This past weekend, awful news came out of Orlando, Fla. We found out that at a Latin night at a gay bar, a man who saw two men kissing each other opened fire using an assault weapon and a pistol, killing 50 people and injuring 53 more people. This is the worst mass shooting in the history of the United States. Worse than Columbine in 1999, than Blacksburg, Virginia in 2007, than Newton, Connecticut (Sandy Hook) in 2012.
In 2015 and 2016, there were a number of tragedies that are considered to be terrorist attacks that social media has had the chance to respond to. Some were big news like the Paris attacks and later the attack of Beirut. Others, like a mass execution that happened on June 14, 2016 in Lake Chad in Cameroon where there was a mass execution of 42 people. I saw nothing about this being talked about on social media, despite the fact that it is horrifying and there are people being displaced from their homes and struggling to meet their basic needs.
This is not an article about which attacks and tragedies are more important to pay attention to. When it comes to lives being lost, you can’t possibly say one incident was worse than another.
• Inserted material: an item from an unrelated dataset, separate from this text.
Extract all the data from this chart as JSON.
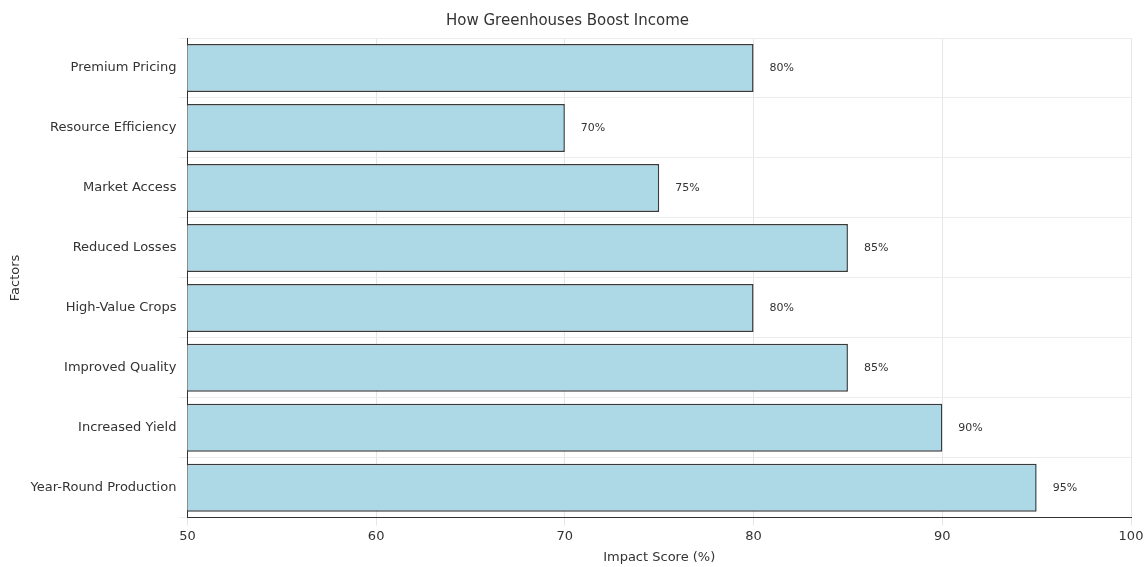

Even one death or injury is too much, let alone 40 or 50. I want to talk about how we respond to tragedy because we have social media as our megaphone.
I am frustrated by the fact that when it comes to horrible things like a terrorist attack, our love and help only comes in the form of our thoughts and prayers. Thoughts and prayers alone are nice, but they aren’t going to change laws on their own and they aren’t going to put bandages on the wounded or give the families of the dead the shoulder to cry on that they might need or the financial help to get through this difficult time that they’re going through.
Hannah Hart, a YouTuber famous for her series My Drunk Kitchen, posted a video on June 14 in response to the mass shooting in Orlando, and she said the words that I want to say, but better.
“While thoughts and prayers are wonderful and important and good, it’s not as important as taking action.”
Hart’s video calls us, in a way, to think about what it means to care about others. I felt a twinge in my heart when she told us that she was worried we didn’t care when things like this happened or worse, that we had tricked ourselves into thinking that we cared. We can’t confuse thoughts with concrete actions because they accomplish very different things. The things that thoughts can accomplish might not be the type of action that we need right now. Those who are suffering after experiencing trauma and horror and acute danger like people who experience attacks in Orlando and around the world need more too in order get better and cope with their situation. They need more in order to start rebuilding their lives to the best of their ability.
Make no mistake, I don’t write this from a superior standpoint. I am guilty of sending my thoughts to Paris the day they experienced their tragedy in November of 2015. I reached out to my family in France, and I learned that they were okay. But I did not send money or offer a listening ear or contact anyone with political power to implore them that this can’t happen again -- do something. When the attack in Beirut happened, I didn’t feel anything. I don’t know anyone there. I thought about Beirut, but I did even less for Beirut than I did for Paris. I don’t know anyone in or near Orlando anymore and I haven’t sent any kind of tangible support to those who are suffering there.
I care about each of these places in the sense that I never want people to suffer and die unnecessarily. I don’t want people to get hurt because they’re going about their day at the marketplace or enjoying a night of dancing and music. That’s not fair and that’s not right. But I don’t care in the sense that really matters. Posting my musings or sharing a video or article related to the tragedy at hand does not mend minds, hearts or scars.
I need to do better.
We need to do better.
Get out behind your social media newsfeeds and let’s do something, not think something.